In Other Legislative and Regulatory News . . . The Department of Health & Human Services (HHS) has distributed $25 million to 47 states to enable more low-income Medicare beneficiaries to take advantage of subsidies available for Part D coverage. HHS believes that many beneficiaries who would qualify for the financial assistance are unaware of its existence or how to apply for it. Florida, with a $1.5 million grant, received the largest individual state share of the program funding.
The Medicare Payment Advisory Commission (MedPAC) may become much more powerful. Currently, the panel is an arm of Congress, advising the lawmakers on where to set annual Medicare reimbursement levels. But in June, President Obama said he favors shifting the agency into the executive branch. MedPAC’s reimbursement levels would then take effect unless both houses of Congress, in a joint resolution, voted against them.
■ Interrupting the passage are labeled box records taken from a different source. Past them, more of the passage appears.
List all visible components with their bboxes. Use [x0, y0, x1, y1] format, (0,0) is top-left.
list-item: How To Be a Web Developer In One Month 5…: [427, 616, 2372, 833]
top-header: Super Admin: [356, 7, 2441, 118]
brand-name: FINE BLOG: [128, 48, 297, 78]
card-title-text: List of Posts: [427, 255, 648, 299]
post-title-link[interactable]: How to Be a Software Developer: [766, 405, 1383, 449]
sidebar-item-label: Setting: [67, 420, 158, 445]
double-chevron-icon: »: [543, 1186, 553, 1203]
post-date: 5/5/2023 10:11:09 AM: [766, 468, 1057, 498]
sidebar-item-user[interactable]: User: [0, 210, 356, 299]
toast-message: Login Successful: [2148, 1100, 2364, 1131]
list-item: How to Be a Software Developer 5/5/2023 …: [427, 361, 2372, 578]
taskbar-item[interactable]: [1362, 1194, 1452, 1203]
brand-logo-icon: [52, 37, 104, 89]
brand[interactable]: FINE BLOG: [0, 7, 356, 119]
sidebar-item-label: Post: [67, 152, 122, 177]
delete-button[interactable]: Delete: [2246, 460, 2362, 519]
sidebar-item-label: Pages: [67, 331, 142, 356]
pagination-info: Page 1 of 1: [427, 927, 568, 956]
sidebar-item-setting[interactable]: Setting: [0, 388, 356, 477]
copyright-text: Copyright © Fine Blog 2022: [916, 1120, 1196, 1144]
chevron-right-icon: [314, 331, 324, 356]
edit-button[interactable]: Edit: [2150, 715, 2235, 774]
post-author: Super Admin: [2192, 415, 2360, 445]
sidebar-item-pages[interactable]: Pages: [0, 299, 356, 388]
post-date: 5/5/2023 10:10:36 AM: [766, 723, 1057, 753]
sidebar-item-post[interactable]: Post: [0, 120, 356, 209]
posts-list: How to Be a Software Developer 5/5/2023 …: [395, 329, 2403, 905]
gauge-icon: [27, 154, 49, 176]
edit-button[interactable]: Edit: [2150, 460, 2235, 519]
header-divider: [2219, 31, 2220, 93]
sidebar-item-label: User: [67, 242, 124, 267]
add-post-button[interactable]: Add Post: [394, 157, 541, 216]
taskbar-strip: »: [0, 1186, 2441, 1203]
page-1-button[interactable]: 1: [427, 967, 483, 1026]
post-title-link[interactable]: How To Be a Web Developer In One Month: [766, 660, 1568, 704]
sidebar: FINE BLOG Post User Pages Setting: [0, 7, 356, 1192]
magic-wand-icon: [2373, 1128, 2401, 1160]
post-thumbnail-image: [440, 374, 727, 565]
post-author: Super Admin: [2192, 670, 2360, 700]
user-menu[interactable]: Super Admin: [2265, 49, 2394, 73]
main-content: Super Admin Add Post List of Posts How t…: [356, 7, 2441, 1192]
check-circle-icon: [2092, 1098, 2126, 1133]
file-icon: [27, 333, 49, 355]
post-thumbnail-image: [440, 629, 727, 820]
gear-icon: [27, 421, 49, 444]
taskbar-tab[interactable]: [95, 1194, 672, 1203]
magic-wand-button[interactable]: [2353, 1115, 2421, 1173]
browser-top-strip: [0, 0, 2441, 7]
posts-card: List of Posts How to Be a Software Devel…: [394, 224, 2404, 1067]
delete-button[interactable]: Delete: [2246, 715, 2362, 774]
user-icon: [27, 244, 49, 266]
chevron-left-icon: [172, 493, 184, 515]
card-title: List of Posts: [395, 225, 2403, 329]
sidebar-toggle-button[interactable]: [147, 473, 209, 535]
Walgreens stopped filling Medicaid prescriptions at its 66 outlets in Delaware as of July 6. The move came after the state reduced its payments for brand-name medications. “Quite simply, we can’t continue to participate in a program that, in some case, pays us less than our cost to fill these prescriptions,” explained Kermit R. Crawford, the chain’s senior vice president of pharmacy. Delaware Gov Jack Markell (D) said that in response he would consider ending the state contract that allows workers covered through the state’s civil service insurance program to fill prescriptions at Walgreens’ Happy Harry’s pharmacies.